If the index is scanned it will produce groups of records with the same
prefix (c_1 ... c_k). Given a limit L, the top L records sorted by the full
GROUP BY clause are among all groups that fit inside L, plus the records in
the last group where the limit L was reached. Let the total number of records
of interest is L+G, where G is the number of remaining records in the last
group after the limit L.
Repeat until L+G records are scanned:
- Scan index i1, and put its keys into a buffer until it is full, or
we have scanned the first L+G keys.
- Sort the rowids of each key (this is the physical order of the
corresponding records on disk).
- Fetch the corresponding table records in physical order into a sort buffer SB.
- Sort FB according to the GROUP BY fields (c_1, ... c_m)
- If there are more keys to scan, flush SB to disk for subsequent sort-merge
If there is more than one on-disk sorted buffers, merge them.
Output the sorted rows.
The DS-MRR execution code already performs the step of scanning an index,
ordering the rowids of the keys and fetching table data in physical order.
In order to reuse DS-MRR for the above algorithm it is needed to:
- Create a range access method for the range (-inf, +inf) for the common prefix
between the chosen index and the GROUP BY clause. If the WHERE clause allows
a range to be constructed, then reuse this range.
- Modify DS-MRR so that it can stop scanning the index when a certain condition
is met. This can be done by reusing the function pointer
st_range_seq_if::skip_index_tuple which is called by
- The condition when DS-MRR stops is, when it read L keys, remember the L-th key.
Stop reading keys once the next key is different from the L-th key.
Notice that L is the number of produced records after applying the WHERE clause.
There already exists such a counter, used by generic LIMIT execution.

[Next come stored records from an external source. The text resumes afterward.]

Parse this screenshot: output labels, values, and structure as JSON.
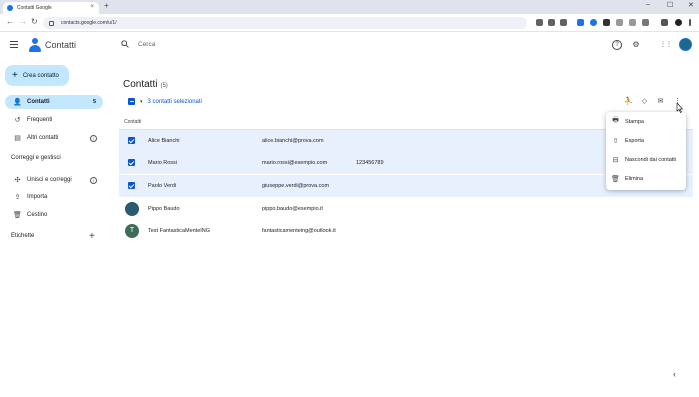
{
  "browser": {
    "tab_title": "Contatti Google",
    "tab_close": "×",
    "new_tab": "+",
    "url": "contacts.google.com/u/1/",
    "back": "←",
    "forward": "→",
    "reload": "↻",
    "minimize": "–",
    "maximize": "☐",
    "close": "✕"
  },
  "header": {
    "app_title": "Contatti",
    "search_placeholder": "Cerca",
    "help_glyph": "?",
    "settings_glyph": "⚙",
    "apps_glyph": "⋮⋮"
  },
  "sidebar": {
    "create_label": "Crea contatto",
    "create_glyph": "+",
    "items": [
      {
        "label": "Contatti",
        "count": "5",
        "glyph": "👤"
      },
      {
        "label": "Frequenti",
        "glyph": "↺"
      },
      {
        "label": "Altri contatti",
        "glyph": "▤",
        "info": "i"
      }
    ],
    "section_fix": "Correggi e gestisci",
    "fix_items": [
      {
        "label": "Unisci e correggi",
        "glyph": "✣",
        "info": "i"
      },
      {
        "label": "Importa",
        "glyph": "⇪"
      },
      {
        "label": "Cestino",
        "glyph": "🗑"
      }
    ],
    "section_labels": "Etichette",
    "labels_add": "+"
  },
  "main": {
    "title": "Contatti",
    "count": "(5)",
    "selection_text": "3 contatti selezionati",
    "caret": "▾",
    "column_header": "Contatti",
    "actions": {
      "assign_glyph": "⛹",
      "label_glyph": "◇",
      "email_glyph": "✉",
      "more_glyph": "⋮"
    },
    "rows": [
      {
        "name": "Alice Bianchi",
        "email": "alice.bianchi@prova.com",
        "phone": "",
        "selected": true
      },
      {
        "name": "Mario Rossi",
        "email": "mario.rossi@esempio.com",
        "phone": "123456789",
        "selected": true
      },
      {
        "name": "Paolo Verdi",
        "email": "giuseppe.verdi@prova.com",
        "phone": "",
        "selected": true
      },
      {
        "name": "Pippo Baudo",
        "email": "pippo.baudo@esempio.it",
        "phone": "",
        "selected": false,
        "avatar": ""
      },
      {
        "name": "Test FantasticaMenteING",
        "email": "fantasticamenteing@outlook.it",
        "phone": "",
        "selected": false,
        "avatar": "T"
      }
    ]
  },
  "menu": {
    "items": [
      {
        "label": "Stampa",
        "glyph": "🖶"
      },
      {
        "label": "Esporta",
        "glyph": "⇧"
      },
      {
        "label": "Nascondi dai contatti",
        "glyph": "⊟"
      },
      {
        "label": "Elimina",
        "glyph": "🗑"
      }
    ]
  },
  "footer": {
    "collapse_glyph": "‹"
  },
  "colors": {
    "accent": "#0b57d0",
    "selected_row": "#e8f0fe",
    "create_button": "#c2e7ff"
  }
}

Reuse
The filesort function can utilize a range scan to supply its input for sorting.
Therefore once we make filesort use the modified DS-MRR scan, filesort will
resort the fetched data and will take care of overflow on disk and merging the
sorted chunks of data that were flushed to disk.
= Applicability test and optimization
- there must be an index that has a common prefix with the ORDER BY clause,
- there is no suitable index that covers the whole ORDER BY clause,
- LIMIT is sufficiently small